DC Middle School Principal Gary Johnson can also be proud in that the school met the annual yearly progress (AYP) for the special education sub group.

Last year, the DC Middle School’s MCA-II in that area was below par and missed the AYP target.

Therefore, Johnson worked out a corrective action plan consisting of targeted remediation for struggling special education students as well as more staff development focusing on the Minnesota standards and MCA-II test content.

“Both the students and their teachers (in the special education sub group) did very well to meet the targets set for AYP,” Johnson said.

However, the middle school is not in the clear yet. Due to the federal mandate, school districts need to have two consecutive years of meeting the AYP targets in order to change the status, according to Johnson.

The overall MCA-II scores were pleasing to Johnson. He gives credit to three different groups of people.

First, Johnson gives credit to the students, who did a nice job and took the challenge.

“They understood the importance of testing and worked really hard to develop their math and reading skills,” Johnson said.

The second group are the students’ parents, who provided math and reading support at home.

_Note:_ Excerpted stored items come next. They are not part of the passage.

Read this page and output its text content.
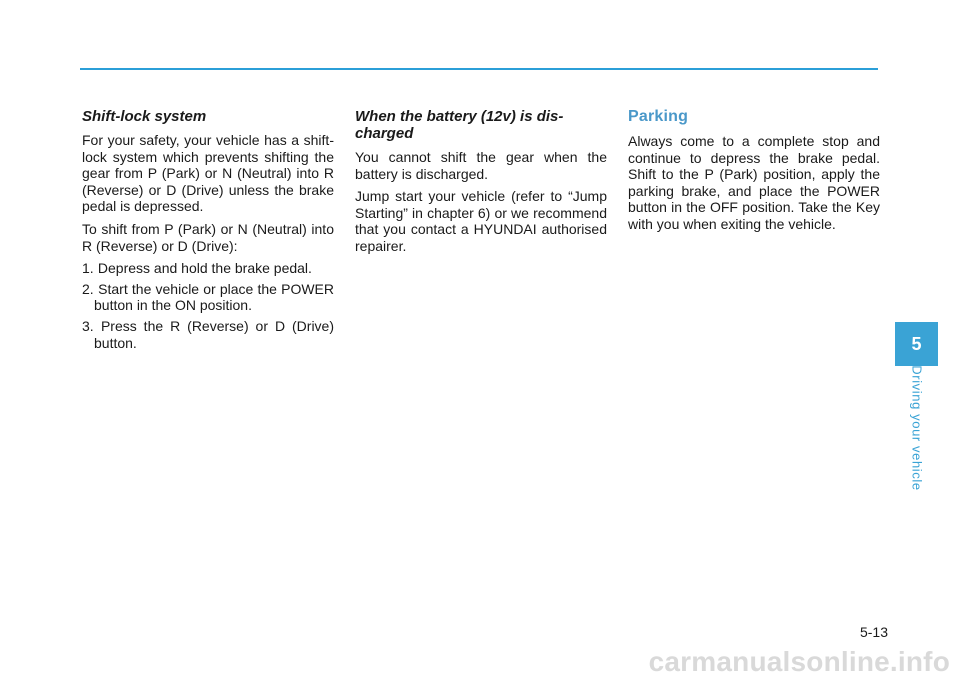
Shift-lock system

For your safety, your vehicle has a shift-lock system which prevents shifting the gear from P (Park) or N (Neutral) into R (Reverse) or D (Drive) unless the brake pedal is depressed.

To shift from P (Park) or N (Neutral) into R (Reverse) or D (Drive):

1. Depress and hold the brake pedal.
2. Start the vehicle or place the POWER button in the ON position.
3. Press the R (Reverse) or D (Drive) button.
When the battery (12v) is dis-charged

You cannot shift the gear when the battery is discharged.

Jump start your vehicle (refer to “Jump Starting” in chapter 6) or we recommend that you contact a HYUNDAI authorised repairer.

Parking

Always come to a complete stop and continue to depress the brake pedal. Shift to the P (Park) position, apply the parking brake, and place the POWER button in the OFF position. Take the Key with you when exiting the vehicle.

5
Driving your vehicle
5-13
carmanualsonline.info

“It also helped a lot that the parents motivated their children to do well on testing days,” Johnson said.

The third group Johnson attributes to the district’s successes, are its teachers.

“They made a real determined effort to improve math and reading skills,” he said.

Johnson emphasized teachers in all areas helped out, not only the math and reading instructors.

“I’m really proud of our students and teachers and what they did this year,” Johnson said.

For next year, Johnson plans to continue many of the same efforts for improvement as this year, only more of them, he said.

Johnson also plans to look for additional ways to improve math and reading skills.